Britten: 100

I didn't initially like Britten the first time I heard his music. When I was about 15, I was obsessed with learning as much classical music repertoire as possible. Having grown up in a household where Broadway musicals and the American Songbook were the tunes blasting from an old stereo, I wanted to dive into orchestral music as...an outsider. I listened to Peter Grimes for the first time and as a pre-Glee obsessive musical theatre teenager, I thought the recitative lines where so strange. It sounded almost like morris code with the words "Grimes" and "crime" thrown in every so often to advance the plot. I dismissed the whole thing and went on to another composer. It wasn't really until a conversation I had my senior year of high school that made me rethink Britten.

I was at the Brevard Music Center studying composition and was, for six weeks straight, bubbling with excitement that the people around me liked the music I liked...and they didn't know I was an orchestral music...outsider! Two of my friends there lived somewhat in the same area I did so we started talking about the local youth symphony and they, as true with most youth orchestra members, were bitching about the repertoire for next year. "I hate the Young Person's Guide to the Orchestra!" exclaimed my friend scowling at this iPhone furiously. I knew Britten wrote the piece and I think I even listened to it once on some WCPE classical night time listening that put me to sleep in elementary school. The inner educator in me was glad their was a work that was geared towards children (now I'm writing one and use the Britten as an influence). After saying I haven't really listened to Britten (...outsider), I decided to look it up and it wasn't half bad. I then listened to the piece which dragged me into my deep love of Britten.

On the side bar of Youtube was the Peter Pears recording of Britten's Serenade for tenor, horn and strings. The horn solo was what drove me in, and then it happened. Pears sings that fantastic, simple, V chord arpeggio and then right after that, an amazing "fa-mi" suspension in in the voice. I was obsessed and the next movement and the next. I listened to that piece basically everyday, as well as David Bowie and Queen's Under Pressure...what...for the rest of my stay at Brevard.

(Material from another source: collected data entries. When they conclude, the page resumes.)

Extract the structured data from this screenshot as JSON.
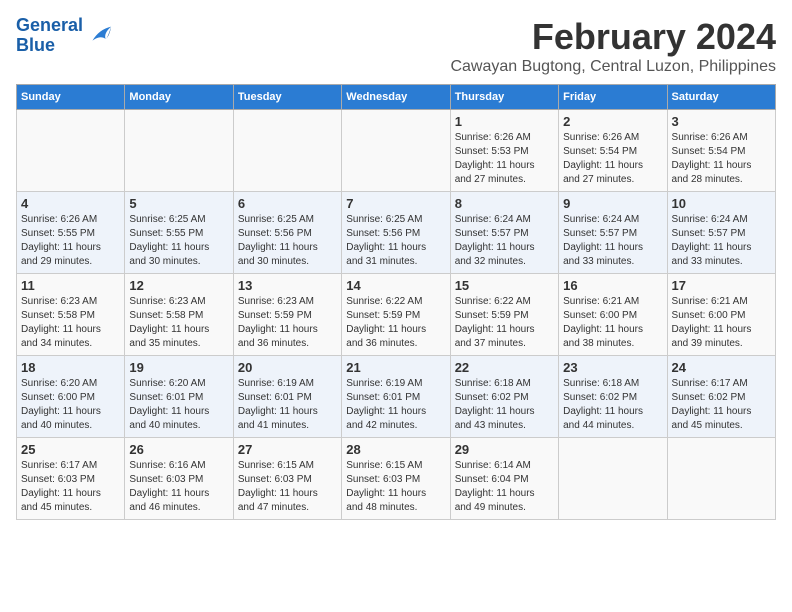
{
  "logo": {
    "line1": "General",
    "line2": "Blue"
  },
  "title": "February 2024",
  "subtitle": "Cawayan Bugtong, Central Luzon, Philippines",
  "days_header": [
    "Sunday",
    "Monday",
    "Tuesday",
    "Wednesday",
    "Thursday",
    "Friday",
    "Saturday"
  ],
  "weeks": [
    [
      {
        "day": "",
        "info": ""
      },
      {
        "day": "",
        "info": ""
      },
      {
        "day": "",
        "info": ""
      },
      {
        "day": "",
        "info": ""
      },
      {
        "day": "1",
        "info": "Sunrise: 6:26 AM\nSunset: 5:53 PM\nDaylight: 11 hours\nand 27 minutes."
      },
      {
        "day": "2",
        "info": "Sunrise: 6:26 AM\nSunset: 5:54 PM\nDaylight: 11 hours\nand 27 minutes."
      },
      {
        "day": "3",
        "info": "Sunrise: 6:26 AM\nSunset: 5:54 PM\nDaylight: 11 hours\nand 28 minutes."
      }
    ],
    [
      {
        "day": "4",
        "info": "Sunrise: 6:26 AM\nSunset: 5:55 PM\nDaylight: 11 hours\nand 29 minutes."
      },
      {
        "day": "5",
        "info": "Sunrise: 6:25 AM\nSunset: 5:55 PM\nDaylight: 11 hours\nand 30 minutes."
      },
      {
        "day": "6",
        "info": "Sunrise: 6:25 AM\nSunset: 5:56 PM\nDaylight: 11 hours\nand 30 minutes."
      },
      {
        "day": "7",
        "info": "Sunrise: 6:25 AM\nSunset: 5:56 PM\nDaylight: 11 hours\nand 31 minutes."
      },
      {
        "day": "8",
        "info": "Sunrise: 6:24 AM\nSunset: 5:57 PM\nDaylight: 11 hours\nand 32 minutes."
      },
      {
        "day": "9",
        "info": "Sunrise: 6:24 AM\nSunset: 5:57 PM\nDaylight: 11 hours\nand 33 minutes."
      },
      {
        "day": "10",
        "info": "Sunrise: 6:24 AM\nSunset: 5:57 PM\nDaylight: 11 hours\nand 33 minutes."
      }
    ],
    [
      {
        "day": "11",
        "info": "Sunrise: 6:23 AM\nSunset: 5:58 PM\nDaylight: 11 hours\nand 34 minutes."
      },
      {
        "day": "12",
        "info": "Sunrise: 6:23 AM\nSunset: 5:58 PM\nDaylight: 11 hours\nand 35 minutes."
      },
      {
        "day": "13",
        "info": "Sunrise: 6:23 AM\nSunset: 5:59 PM\nDaylight: 11 hours\nand 36 minutes."
      },
      {
        "day": "14",
        "info": "Sunrise: 6:22 AM\nSunset: 5:59 PM\nDaylight: 11 hours\nand 36 minutes."
      },
      {
        "day": "15",
        "info": "Sunrise: 6:22 AM\nSunset: 5:59 PM\nDaylight: 11 hours\nand 37 minutes."
      },
      {
        "day": "16",
        "info": "Sunrise: 6:21 AM\nSunset: 6:00 PM\nDaylight: 11 hours\nand 38 minutes."
      },
      {
        "day": "17",
        "info": "Sunrise: 6:21 AM\nSunset: 6:00 PM\nDaylight: 11 hours\nand 39 minutes."
      }
    ],
    [
      {
        "day": "18",
        "info": "Sunrise: 6:20 AM\nSunset: 6:00 PM\nDaylight: 11 hours\nand 40 minutes."
      },
      {
        "day": "19",
        "info": "Sunrise: 6:20 AM\nSunset: 6:01 PM\nDaylight: 11 hours\nand 40 minutes."
      },
      {
        "day": "20",
        "info": "Sunrise: 6:19 AM\nSunset: 6:01 PM\nDaylight: 11 hours\nand 41 minutes."
      },
      {
        "day": "21",
        "info": "Sunrise: 6:19 AM\nSunset: 6:01 PM\nDaylight: 11 hours\nand 42 minutes."
      },
      {
        "day": "22",
        "info": "Sunrise: 6:18 AM\nSunset: 6:02 PM\nDaylight: 11 hours\nand 43 minutes."
      },
      {
        "day": "23",
        "info": "Sunrise: 6:18 AM\nSunset: 6:02 PM\nDaylight: 11 hours\nand 44 minutes."
      },
      {
        "day": "24",
        "info": "Sunrise: 6:17 AM\nSunset: 6:02 PM\nDaylight: 11 hours\nand 45 minutes."
      }
    ],
    [
      {
        "day": "25",
        "info": "Sunrise: 6:17 AM\nSunset: 6:03 PM\nDaylight: 11 hours\nand 45 minutes."
      },
      {
        "day": "26",
        "info": "Sunrise: 6:16 AM\nSunset: 6:03 PM\nDaylight: 11 hours\nand 46 minutes."
      },
      {
        "day": "27",
        "info": "Sunrise: 6:15 AM\nSunset: 6:03 PM\nDaylight: 11 hours\nand 47 minutes."
      },
      {
        "day": "28",
        "info": "Sunrise: 6:15 AM\nSunset: 6:03 PM\nDaylight: 11 hours\nand 48 minutes."
      },
      {
        "day": "29",
        "info": "Sunrise: 6:14 AM\nSunset: 6:04 PM\nDaylight: 11 hours\nand 49 minutes."
      },
      {
        "day": "",
        "info": ""
      },
      {
        "day": "",
        "info": ""
      }
    ]
  ]
}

My personal opinion is that Britten, as well as Elliott Carter, set the english language better than anyone else. First and most importantly, Britten sets the text so one can actually hear and understand the words. That may sound basic but we all know most composers set text so high or so low that we have no idea what's being said. Britten also read a great deal of literature and poetry and knew how to identify and compose towards the essence of the text. I love Britten's music for several reasons now. His roots and musical influences are constantly present and expanded in his own work. His vocal works specifically are...and I hate the word cause it means nothing anymore but...beautiful as well as simple. In related news, Peter Grimes is now one of my favorite operas...and that's that.